Sixty eight million five hundred ninety two thousand nine hundred thirty five
- Once I bought a mansion with a fence of hedges and wrought iron gates. Invited half the town for the holiday, and after parties are unable to expel this camp. On the option "kick all", they simply did not respond. The next day the herd fucked up my whole yard. And all complained that late for work... Mistake realized only through the day as it turned out, the gate was locked, the fence they jump could not.
- Yesterday I decided to try in the Sims 3 to play a bit. In short, sits my woman, eats, the front door comes a man in a hat. Look — it's nothing to do, and I rummaged around the house.
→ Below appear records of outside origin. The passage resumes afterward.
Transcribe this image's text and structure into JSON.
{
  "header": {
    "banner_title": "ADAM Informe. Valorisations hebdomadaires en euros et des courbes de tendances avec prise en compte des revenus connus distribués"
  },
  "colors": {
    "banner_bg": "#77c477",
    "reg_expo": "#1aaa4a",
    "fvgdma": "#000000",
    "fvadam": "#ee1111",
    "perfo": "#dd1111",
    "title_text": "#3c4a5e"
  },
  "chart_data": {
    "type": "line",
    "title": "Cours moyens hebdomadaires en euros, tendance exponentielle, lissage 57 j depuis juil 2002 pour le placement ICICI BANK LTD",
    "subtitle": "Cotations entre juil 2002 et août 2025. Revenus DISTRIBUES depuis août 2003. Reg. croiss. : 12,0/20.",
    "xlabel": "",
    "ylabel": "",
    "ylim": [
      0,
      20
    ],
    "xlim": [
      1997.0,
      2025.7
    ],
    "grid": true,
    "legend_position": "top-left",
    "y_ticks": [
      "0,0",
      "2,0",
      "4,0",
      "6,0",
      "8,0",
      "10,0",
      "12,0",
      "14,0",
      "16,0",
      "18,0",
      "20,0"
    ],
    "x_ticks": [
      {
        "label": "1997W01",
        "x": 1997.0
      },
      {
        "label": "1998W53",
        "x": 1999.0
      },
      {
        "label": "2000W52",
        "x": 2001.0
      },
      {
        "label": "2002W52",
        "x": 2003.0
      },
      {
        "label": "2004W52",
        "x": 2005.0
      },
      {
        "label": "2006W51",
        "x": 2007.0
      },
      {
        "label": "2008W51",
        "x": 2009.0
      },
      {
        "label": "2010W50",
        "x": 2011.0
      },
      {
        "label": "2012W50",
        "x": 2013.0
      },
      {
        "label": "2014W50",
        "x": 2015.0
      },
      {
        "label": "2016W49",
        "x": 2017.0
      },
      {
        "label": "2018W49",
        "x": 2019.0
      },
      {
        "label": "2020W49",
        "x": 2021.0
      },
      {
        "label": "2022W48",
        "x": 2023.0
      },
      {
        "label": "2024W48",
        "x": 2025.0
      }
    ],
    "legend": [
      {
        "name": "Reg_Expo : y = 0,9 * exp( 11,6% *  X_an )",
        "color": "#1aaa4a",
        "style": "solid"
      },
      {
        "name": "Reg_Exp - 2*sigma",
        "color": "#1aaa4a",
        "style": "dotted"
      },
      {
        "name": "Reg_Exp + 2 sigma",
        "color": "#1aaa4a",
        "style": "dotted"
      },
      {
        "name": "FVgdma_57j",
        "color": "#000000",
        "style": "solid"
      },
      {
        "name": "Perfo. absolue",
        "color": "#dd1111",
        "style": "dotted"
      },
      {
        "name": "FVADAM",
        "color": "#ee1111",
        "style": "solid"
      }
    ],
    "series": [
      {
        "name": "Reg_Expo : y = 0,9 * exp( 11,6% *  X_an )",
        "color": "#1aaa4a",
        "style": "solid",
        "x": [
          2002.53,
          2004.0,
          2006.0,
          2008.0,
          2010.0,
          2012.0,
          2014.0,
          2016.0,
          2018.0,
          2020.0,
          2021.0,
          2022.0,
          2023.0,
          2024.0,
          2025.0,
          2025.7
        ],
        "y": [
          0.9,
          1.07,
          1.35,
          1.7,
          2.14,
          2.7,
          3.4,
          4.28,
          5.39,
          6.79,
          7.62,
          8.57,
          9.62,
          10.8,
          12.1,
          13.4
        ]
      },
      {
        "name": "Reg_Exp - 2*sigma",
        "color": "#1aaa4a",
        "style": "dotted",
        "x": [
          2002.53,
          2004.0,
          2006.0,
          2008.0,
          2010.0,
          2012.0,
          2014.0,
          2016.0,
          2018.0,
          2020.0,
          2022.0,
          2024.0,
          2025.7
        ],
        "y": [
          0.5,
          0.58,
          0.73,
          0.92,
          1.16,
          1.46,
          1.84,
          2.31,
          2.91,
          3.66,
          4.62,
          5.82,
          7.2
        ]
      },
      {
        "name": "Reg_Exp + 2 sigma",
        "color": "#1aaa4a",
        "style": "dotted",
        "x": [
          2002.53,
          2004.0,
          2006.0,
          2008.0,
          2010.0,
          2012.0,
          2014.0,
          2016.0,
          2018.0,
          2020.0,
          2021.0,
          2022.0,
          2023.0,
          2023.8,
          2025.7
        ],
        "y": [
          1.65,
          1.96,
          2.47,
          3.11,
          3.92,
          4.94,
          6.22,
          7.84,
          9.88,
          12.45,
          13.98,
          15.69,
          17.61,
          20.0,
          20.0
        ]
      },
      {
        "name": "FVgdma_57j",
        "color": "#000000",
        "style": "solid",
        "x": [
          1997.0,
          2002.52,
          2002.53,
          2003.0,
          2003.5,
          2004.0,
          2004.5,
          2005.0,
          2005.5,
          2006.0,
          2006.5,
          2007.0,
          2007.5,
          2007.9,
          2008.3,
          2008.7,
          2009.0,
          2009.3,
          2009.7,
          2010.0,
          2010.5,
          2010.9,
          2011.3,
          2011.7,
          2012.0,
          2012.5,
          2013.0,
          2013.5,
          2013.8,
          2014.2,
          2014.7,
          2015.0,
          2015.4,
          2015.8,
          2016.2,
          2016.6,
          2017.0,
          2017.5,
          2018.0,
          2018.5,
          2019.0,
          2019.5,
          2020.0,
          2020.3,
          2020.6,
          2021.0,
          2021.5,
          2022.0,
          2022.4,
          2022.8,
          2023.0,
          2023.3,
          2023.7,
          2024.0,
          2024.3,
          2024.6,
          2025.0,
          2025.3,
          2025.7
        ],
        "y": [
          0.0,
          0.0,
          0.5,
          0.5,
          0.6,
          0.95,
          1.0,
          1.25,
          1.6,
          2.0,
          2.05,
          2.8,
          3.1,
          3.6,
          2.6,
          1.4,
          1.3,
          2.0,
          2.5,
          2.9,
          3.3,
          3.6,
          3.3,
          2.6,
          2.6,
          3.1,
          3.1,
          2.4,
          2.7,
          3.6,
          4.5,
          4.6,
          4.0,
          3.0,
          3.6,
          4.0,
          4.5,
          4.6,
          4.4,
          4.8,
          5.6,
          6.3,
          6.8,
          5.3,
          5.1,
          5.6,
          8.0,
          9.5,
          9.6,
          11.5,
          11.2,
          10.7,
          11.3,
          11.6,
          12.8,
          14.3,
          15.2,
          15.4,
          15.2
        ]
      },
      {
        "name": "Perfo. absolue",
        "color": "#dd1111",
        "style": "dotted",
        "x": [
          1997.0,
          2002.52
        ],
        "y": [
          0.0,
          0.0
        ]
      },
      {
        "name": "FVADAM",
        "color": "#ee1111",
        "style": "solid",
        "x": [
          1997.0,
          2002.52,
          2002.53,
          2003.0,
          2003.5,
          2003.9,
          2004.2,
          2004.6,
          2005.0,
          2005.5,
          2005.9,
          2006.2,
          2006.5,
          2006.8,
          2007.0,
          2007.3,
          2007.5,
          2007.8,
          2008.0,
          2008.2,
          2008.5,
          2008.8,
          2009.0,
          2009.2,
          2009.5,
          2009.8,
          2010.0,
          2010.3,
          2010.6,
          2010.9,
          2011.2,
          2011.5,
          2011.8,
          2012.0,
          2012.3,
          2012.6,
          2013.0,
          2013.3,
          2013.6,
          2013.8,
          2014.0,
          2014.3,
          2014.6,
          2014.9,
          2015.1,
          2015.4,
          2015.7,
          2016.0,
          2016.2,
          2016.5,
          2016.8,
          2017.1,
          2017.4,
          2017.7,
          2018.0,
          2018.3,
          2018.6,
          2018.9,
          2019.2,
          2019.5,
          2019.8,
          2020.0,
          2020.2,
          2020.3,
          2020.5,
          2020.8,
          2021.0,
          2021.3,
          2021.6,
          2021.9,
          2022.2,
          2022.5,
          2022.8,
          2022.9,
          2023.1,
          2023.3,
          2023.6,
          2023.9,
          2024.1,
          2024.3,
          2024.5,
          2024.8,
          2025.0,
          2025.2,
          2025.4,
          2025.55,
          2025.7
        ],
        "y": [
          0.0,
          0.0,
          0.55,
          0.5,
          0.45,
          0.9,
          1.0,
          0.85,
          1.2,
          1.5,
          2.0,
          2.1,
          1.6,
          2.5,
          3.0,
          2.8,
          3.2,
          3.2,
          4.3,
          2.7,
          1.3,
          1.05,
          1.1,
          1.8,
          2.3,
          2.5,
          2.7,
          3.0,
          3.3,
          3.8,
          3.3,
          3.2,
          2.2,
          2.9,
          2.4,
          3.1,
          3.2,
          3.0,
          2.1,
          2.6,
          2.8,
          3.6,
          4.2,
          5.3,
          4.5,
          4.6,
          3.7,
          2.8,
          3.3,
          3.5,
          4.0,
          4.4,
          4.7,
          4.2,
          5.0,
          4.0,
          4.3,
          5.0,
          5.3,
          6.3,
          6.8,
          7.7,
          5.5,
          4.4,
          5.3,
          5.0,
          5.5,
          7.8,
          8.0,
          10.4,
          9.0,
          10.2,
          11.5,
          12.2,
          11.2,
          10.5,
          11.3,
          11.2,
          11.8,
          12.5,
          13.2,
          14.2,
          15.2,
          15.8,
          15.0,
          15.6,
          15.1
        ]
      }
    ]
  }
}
Call the cops, the Hatter takes the TV and sofa at the entrance waiting for his COP passes him to go in the door, comes in and pulls 500 local money (I have a SN of about 90 money per day) for a false call. Yesterday I realized that life sucks.
Eighty three million sixty nine thousand four hundred ninety seven
- My friend once told me: "I Want to know what a woman wants, get her the Sims and give the code for the money."
- Now I remembered when I was younger, came to visit friends parents, and they had a personal computer with the installed Sims. So, I sat down for it, created a character, built a house and started to play. For those who don't know, the Sims is a life simulator. Woke up, had Breakfast — off to work, came home from work — it's almost evening. Ate, cleaned up, went to bed. And in the morning all over again. Time is always short, only weekend I could relax. I sat and thought: what a stupid game, never as in life, almost work all day, then more things pile: make, get, make out, and sleep once. "I'm constantly working, and to live when?"given the naive child in me with confident that in reality it is not so: and time more adults, and fewer problems... How wrong I was!